Hervin Fernandez Aceves

Bowland College

LA1 4YT

Lancaster

Research overview

My research interests lie in the intersection of relational sociology, Mediterranean history and medieval studies. I have refined new methodologies based on prosopography, diplomatics and digital humanities. My forthcoming monograph draws on my doctoral research to illustrate and reassess the often overlooked role of the Italo-Norman upper aristocracy, where I explain the shifting composition of the nobility in southern Italy and offer a new understanding of how territorial leaderships operated under the Sicilian kingdom. I am currently working on medieval Sardinia's society and its autochthonous textual practices.

Current Research

I am carrying out research on medieval Sardinia and the understanding and representation of its society and political autonomy, as part of the AHRC-funded project 'Power, society, and (dis)connectivity in medieval Sardinia'. To this day, little is known of the island’s socio-political dynamics during the central Middle Ages (late tenth to twelfth centuries A.D.), and, in the light of the available chartulary evidence, a reconsideration of the four independent Sardinian kingdoms (the so-called giudicati) is necessary. The particular interest of my research is, evidence-wise, in charters, diplomas, condaghes and other Sardinian documentary sources, especially their capacity to express and invent mechanisms of social control, from ideological to economic and military. Thematically, I am interested in these polities and their effective authority; namely, how the giudicati tended the social networks which kept their power up and running. My research seeks to elicit the social and political relations between the rulers, the rural elites, small landholders, and the wider population to offer a new explanation of networked and negotiated modalities of power and social interaction.  

Career Details

received my Licentiate (5-year programme) in Political Sciences and Public Administration at the National Autonomous University of Mexico (UNAM).
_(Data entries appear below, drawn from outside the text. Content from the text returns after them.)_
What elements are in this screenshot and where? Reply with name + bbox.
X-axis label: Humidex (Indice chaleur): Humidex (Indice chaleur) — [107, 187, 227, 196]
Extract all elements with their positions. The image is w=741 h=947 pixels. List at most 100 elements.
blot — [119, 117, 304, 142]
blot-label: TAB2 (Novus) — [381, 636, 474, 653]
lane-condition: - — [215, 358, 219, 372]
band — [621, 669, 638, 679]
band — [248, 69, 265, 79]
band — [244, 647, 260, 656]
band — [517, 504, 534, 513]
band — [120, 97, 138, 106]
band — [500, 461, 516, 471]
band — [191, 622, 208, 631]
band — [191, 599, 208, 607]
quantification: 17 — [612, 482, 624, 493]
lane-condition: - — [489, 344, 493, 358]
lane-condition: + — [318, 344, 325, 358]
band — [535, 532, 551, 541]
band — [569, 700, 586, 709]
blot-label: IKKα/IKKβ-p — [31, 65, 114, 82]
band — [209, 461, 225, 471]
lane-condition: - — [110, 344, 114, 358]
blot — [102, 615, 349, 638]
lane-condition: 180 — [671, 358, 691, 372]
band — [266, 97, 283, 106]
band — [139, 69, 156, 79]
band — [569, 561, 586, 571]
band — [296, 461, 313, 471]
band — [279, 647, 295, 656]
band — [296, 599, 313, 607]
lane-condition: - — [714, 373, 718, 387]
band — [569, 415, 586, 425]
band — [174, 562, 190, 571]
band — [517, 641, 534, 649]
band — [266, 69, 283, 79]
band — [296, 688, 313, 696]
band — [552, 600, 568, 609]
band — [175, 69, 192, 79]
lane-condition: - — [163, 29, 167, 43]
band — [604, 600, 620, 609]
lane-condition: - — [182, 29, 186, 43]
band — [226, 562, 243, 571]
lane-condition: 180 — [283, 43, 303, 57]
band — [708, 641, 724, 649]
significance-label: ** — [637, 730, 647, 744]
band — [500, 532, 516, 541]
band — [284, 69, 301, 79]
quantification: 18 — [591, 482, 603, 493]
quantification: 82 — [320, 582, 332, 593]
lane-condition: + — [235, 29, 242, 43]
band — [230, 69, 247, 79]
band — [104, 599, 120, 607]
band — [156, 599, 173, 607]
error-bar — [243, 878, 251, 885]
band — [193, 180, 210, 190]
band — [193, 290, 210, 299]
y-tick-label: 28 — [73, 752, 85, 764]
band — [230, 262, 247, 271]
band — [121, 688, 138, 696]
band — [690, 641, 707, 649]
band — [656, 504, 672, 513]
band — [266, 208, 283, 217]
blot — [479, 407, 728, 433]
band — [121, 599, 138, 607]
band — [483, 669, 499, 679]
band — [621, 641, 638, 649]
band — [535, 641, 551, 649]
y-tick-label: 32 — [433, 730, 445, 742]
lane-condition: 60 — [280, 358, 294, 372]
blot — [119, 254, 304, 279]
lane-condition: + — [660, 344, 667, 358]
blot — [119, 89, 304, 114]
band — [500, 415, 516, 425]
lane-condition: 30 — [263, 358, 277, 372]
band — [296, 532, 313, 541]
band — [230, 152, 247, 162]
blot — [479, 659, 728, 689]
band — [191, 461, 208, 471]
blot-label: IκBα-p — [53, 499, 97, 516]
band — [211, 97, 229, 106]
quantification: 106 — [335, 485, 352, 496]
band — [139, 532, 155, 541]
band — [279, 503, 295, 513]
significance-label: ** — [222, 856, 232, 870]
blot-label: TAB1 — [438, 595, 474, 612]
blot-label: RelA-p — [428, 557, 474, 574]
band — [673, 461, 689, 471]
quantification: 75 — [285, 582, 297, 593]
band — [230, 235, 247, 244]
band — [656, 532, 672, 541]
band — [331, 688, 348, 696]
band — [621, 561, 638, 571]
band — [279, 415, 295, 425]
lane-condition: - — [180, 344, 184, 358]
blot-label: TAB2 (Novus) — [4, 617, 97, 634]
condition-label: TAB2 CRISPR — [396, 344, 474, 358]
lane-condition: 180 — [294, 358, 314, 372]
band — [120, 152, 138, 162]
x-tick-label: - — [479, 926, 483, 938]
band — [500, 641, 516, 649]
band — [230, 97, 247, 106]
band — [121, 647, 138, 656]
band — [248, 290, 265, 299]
I then graduated from the Central European University, in Budapest, gaining a distinction in the double MA in History and Interdisciplinary Medieval Studies, and being awarded both the Pro-Rector’s Academic Excellence prize and the Zvetlana-Mihaela Tănasă Annual Excellence Award for my dissertation. I took up the post of University Research Scholar at the University of Leeds in 2013, conducting my PhD studies in the Institute for Medieval Studies and the School of History. At Leeds, I received a CONACYT Overseas scholarship, was awarded the annual extraordinary research prize, and served as the elected president of the Mexican Society of the University Union. I was admitted to the degree of Doctor of Philosophy in 2018. I began my postdoctoral research on Medieval Sardinia, first as Visiting Research Fellow at the Leeds Arts and Humanities Research Institute, and then as an Award-holder at the British School at Rome.